Special Provisions: The employer cannot, without prior permission from the appropriate
government, lay-off an employee featuring on the muster rolls of the establishment A copy of the
said application has to be given to the concerned workmen as well. If the lay-off happened where
the workmen (other than badli workmen or casual workmen) of an industrial establishment, being a
mine, owing to reasons of fire, flood or excess of inflammable gas or explosion, the employer, in
relation to such establishment, shall, within a period of thirty days from the date of commencement
of such lay-off, apply in the prescribed manner, to the appropriate Government or the specified
authority for permission to continue the lay-off.
Strike:-
Strike action, also called labour strike, on strike, greve (of French: grève), or simply strike, is a
work stoppage caused by the mass refusal of employees to work. A strike usually takes place in
response to employee grievances. Strikes became important during the industrial revolution, when
mass labour became important in factories and mines. In most countries, they were quickly made
illegal, as factory owners had far more political power than workers. Most western countries
partially legalized striking in the late 19th or early 20th centuries.
Lock-out :
Lock-out means the temporary closing of a place of employment, or the suspension of work, or the
refusal by an employer to continue to employ any number of persons employed by him;
The essential requirements of lockout are:-
1. There should be some demand for which industrial establishment is locked out.

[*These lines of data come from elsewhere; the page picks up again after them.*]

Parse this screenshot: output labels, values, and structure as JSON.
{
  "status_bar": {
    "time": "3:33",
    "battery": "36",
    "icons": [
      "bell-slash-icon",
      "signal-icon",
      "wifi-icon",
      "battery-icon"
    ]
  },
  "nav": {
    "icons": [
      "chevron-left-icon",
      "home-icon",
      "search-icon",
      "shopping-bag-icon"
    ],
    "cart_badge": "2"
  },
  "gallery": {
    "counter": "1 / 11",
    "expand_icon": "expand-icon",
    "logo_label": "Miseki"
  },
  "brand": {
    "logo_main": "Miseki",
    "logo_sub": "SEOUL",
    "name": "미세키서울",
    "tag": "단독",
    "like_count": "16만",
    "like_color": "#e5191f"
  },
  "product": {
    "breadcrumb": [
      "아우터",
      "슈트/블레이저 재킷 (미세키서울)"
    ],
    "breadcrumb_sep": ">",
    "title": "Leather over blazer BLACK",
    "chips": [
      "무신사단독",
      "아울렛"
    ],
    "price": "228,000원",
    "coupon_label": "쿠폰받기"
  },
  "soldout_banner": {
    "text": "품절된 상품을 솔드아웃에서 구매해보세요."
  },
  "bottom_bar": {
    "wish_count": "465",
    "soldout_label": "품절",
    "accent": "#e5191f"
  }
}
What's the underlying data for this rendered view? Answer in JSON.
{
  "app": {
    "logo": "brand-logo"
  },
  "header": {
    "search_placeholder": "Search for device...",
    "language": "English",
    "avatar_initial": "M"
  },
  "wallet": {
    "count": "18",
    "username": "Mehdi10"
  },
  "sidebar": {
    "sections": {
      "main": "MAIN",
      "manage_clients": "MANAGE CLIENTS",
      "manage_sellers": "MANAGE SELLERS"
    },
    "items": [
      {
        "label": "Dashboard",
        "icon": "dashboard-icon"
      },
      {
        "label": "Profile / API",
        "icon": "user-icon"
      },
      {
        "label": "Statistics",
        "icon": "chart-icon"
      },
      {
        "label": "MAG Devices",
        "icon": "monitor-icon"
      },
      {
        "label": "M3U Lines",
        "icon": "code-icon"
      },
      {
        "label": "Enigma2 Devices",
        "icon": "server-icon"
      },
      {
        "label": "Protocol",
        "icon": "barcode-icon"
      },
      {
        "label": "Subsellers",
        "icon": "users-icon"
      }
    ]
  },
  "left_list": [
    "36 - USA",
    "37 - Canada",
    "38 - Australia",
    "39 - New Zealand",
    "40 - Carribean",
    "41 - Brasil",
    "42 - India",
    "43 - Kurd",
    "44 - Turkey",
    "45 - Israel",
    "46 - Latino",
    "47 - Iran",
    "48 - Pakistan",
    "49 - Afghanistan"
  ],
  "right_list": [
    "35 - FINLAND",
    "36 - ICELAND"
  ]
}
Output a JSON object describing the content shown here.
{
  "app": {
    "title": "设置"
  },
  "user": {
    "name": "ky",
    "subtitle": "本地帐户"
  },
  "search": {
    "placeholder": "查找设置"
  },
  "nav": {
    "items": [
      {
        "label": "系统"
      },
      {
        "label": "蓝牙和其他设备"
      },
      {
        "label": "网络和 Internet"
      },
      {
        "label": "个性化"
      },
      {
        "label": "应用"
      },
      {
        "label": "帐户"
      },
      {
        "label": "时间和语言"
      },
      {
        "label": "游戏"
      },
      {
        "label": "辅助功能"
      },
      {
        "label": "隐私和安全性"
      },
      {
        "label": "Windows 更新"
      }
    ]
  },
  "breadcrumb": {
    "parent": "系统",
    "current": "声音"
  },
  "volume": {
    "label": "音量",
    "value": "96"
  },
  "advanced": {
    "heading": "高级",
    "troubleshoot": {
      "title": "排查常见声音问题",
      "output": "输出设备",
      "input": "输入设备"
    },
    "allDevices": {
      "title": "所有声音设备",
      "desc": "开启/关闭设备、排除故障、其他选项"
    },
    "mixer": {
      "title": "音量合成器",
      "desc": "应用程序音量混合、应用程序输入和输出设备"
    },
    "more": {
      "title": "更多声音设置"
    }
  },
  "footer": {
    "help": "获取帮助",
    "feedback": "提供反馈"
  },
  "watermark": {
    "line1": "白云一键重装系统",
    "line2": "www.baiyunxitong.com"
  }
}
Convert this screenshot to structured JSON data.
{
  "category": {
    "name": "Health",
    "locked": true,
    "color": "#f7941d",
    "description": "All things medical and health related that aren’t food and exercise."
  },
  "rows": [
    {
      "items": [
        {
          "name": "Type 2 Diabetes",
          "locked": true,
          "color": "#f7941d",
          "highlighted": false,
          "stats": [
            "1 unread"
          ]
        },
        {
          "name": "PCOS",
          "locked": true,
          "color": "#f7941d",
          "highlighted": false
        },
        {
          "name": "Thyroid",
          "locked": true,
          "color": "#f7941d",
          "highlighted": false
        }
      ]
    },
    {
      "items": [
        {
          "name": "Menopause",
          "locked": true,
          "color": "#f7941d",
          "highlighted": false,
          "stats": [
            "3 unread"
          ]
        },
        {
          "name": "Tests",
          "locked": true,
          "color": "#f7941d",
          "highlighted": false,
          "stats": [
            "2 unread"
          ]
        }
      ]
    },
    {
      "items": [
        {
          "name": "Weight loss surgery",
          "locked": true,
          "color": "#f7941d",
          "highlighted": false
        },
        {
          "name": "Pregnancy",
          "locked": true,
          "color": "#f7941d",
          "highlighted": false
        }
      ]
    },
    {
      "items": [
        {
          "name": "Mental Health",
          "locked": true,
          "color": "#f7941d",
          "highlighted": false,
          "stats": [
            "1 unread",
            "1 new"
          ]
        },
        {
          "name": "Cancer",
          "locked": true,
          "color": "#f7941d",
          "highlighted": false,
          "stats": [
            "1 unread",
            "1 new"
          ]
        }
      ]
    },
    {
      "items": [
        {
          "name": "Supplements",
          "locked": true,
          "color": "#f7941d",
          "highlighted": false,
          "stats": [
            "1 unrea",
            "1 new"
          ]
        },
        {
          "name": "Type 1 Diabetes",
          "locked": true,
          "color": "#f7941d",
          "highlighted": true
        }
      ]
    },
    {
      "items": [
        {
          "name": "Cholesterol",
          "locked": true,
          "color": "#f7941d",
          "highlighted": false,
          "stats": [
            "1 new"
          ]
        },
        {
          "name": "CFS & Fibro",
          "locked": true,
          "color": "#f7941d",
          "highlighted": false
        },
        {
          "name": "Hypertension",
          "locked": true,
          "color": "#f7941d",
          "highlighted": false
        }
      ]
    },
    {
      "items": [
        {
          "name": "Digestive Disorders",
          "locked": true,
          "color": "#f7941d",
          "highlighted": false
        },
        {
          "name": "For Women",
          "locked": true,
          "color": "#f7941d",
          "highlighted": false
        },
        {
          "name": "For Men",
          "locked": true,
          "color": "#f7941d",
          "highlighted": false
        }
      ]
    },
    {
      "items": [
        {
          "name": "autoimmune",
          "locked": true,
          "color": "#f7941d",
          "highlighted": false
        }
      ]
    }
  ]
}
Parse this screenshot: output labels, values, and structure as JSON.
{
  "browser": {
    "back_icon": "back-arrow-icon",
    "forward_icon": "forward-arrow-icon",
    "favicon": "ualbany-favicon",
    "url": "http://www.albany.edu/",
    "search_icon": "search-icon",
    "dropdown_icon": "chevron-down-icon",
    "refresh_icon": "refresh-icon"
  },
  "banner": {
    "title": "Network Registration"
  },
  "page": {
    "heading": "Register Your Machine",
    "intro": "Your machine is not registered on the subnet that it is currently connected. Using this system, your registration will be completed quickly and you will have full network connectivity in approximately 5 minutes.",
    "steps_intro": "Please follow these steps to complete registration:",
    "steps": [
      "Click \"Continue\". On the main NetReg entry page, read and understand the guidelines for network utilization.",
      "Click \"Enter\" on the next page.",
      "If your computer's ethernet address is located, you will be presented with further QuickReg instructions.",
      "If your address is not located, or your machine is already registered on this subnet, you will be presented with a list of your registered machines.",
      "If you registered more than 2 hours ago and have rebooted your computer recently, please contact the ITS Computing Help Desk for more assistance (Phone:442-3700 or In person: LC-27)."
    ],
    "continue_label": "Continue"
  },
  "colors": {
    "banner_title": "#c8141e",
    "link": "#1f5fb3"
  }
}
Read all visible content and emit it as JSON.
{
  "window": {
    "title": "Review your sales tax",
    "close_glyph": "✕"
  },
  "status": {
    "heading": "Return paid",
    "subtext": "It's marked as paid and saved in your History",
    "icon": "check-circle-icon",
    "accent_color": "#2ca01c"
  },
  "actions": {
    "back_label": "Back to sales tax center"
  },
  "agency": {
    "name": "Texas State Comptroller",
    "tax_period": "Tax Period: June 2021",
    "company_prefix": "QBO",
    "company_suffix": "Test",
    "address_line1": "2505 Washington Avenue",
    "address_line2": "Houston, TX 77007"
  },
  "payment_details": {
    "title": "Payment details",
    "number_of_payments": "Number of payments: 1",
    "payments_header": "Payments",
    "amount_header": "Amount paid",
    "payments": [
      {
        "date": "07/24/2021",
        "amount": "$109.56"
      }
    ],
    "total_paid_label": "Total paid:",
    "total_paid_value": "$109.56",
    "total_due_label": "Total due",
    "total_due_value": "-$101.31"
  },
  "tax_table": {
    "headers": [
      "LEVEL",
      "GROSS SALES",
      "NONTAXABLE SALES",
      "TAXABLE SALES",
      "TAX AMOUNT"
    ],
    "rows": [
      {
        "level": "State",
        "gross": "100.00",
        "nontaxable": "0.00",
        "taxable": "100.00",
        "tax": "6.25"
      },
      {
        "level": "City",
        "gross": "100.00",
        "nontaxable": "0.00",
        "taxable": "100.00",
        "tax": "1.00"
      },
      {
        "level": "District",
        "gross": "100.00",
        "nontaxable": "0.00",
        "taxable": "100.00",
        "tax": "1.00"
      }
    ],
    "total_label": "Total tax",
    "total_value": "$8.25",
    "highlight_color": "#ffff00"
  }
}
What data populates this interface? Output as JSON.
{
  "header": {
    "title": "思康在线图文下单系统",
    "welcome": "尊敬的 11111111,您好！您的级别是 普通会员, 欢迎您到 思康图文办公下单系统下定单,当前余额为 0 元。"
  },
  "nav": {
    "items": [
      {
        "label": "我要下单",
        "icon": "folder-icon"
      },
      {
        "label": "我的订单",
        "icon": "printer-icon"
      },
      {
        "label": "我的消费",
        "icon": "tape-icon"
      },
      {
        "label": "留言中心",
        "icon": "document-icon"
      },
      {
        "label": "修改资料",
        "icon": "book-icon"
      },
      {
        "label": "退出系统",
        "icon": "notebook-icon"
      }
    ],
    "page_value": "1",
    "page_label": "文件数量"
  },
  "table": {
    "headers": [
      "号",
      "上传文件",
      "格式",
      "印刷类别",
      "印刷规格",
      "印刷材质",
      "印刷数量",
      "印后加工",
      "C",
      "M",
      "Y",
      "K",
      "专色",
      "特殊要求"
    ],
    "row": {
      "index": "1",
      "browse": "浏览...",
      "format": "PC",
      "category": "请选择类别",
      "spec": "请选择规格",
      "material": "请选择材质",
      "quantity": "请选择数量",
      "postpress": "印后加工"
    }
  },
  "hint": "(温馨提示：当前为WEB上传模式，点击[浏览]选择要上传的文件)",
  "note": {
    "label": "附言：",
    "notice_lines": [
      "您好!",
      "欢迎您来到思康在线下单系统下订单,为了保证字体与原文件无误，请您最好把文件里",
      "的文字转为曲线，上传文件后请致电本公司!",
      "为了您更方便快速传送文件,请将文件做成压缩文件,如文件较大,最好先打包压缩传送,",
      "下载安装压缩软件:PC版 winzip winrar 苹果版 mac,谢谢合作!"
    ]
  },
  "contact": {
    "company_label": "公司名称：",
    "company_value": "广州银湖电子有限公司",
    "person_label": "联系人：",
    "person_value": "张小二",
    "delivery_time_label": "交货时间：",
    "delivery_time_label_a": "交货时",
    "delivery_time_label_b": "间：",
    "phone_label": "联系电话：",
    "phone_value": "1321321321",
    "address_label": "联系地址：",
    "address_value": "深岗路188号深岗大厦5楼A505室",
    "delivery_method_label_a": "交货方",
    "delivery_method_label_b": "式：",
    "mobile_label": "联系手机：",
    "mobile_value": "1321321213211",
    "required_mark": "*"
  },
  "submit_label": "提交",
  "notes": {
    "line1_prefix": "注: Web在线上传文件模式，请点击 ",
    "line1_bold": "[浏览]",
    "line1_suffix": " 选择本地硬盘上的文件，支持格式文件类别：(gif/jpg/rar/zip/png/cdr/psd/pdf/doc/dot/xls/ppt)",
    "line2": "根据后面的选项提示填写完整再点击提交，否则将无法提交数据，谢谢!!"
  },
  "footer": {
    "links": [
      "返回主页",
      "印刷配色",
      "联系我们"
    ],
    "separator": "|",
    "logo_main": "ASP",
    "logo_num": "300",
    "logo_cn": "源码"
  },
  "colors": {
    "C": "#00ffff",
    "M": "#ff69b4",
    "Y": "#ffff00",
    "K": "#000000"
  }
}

2. The temporary closing of a place of employment/undertaking. The permanent closure
does not constitute lockout.
3. Intention to re-open or take the worker back if they accept the demand must exist.
Retrenchments:
The Act defines “Retrenchment” as the termination by the employer of the services of a workman
for any reason whatsoever, otherwise than as a punishment inflicted by way of disciplinary action,
but doesn't include-
(b) Retirement of the workman on reaching the age of superannuation if the contract of
employment between the employer and the workman concerned contains a stipulation in that
behalf; or Termination of the service of the workman as a result of the on-renewal of the contract
of employment between the employer and the workman concerned on its expiry or of such contract
being terminated under a stipulation in that behalf contained therein; or
(c) Termination of the service of a workman on the ground of continued ill-health;
Special Provisions: It is pertinent to note that a worker who has served for at least a year of
continuous service cannot be retrenched unless served a notice three months in advance and prior
permission from the appropriate government. The said application has to be submitted by the
employer along with the reasons for such retrenchment. The said application will be taken into
consideration and scrutinized through an inquiry. They shall provide an opportunity to be heard for
both sides and may decide on the outcome of the application for reasons recorded in writing. If
there’s no reply from the appropriate government for a period of sixty days from the date of
application, the permission shall be deemed to have been granted.